We are a team of approximately 15 people, most of them volunteers. These people give all their time, their entire life for one, two or three months. Based on the situation, we have created a security protocol and we have to renounce many privileges. We can’t go out at 10 pm and have a coffee, we can’t answer calls from unknown numbers, and we must be very careful and not walk alone in the streets. Security depends on us, we can’t expose ourselves. We know that outside the house there are people who want to harm us. We have to know how to take care of ourselves.

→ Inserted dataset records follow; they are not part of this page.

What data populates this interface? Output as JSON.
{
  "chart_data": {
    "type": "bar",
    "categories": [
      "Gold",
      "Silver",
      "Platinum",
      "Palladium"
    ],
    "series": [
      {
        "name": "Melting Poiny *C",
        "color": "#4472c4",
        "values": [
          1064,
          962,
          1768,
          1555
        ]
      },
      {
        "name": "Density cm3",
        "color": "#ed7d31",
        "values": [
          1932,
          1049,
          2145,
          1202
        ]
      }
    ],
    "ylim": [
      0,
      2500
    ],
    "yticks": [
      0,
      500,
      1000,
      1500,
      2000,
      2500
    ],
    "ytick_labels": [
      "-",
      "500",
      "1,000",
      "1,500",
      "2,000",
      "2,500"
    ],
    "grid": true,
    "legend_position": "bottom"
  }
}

We achieved a social shield in the community, but the criminals, the organized crime and corrupt authorities have weapons far more powerful than the solidarity of the people. They threaten them and generate fear. That’s why people make the donation in a secret way. They don’t want it to be known that someone did a donation to the migrants’ house. The young volunteers are mostly from other places. There are foreigners, there are also Mexicans, but young people from our town prefer to help in another way. Certainly, we have achieved social protection because they are the ones that keep us in the area of humanitarian assistance and they are the ones who report through social media if something happens.
Team Effort
Being nominated for the Aurora Prize is, first of all, a great satisfaction because this work is not mine, but our great team’s, and it is recognized in a completely different part of the world. Also, speaking with the members of our team, I told them that this is a very deep commitment that should lead us to work much more for the people we are working for.
This is my first time in Armenia and as I never had been here, I started to investigate about it before coming. But it is one thing is to read about it in the books or the Internet, and a completely different thing what you really feel here. I think Armenian people suffered a lot but you realize that here life has emerged from death. People with whom I have been here gave me a sample of it: the struggle for life.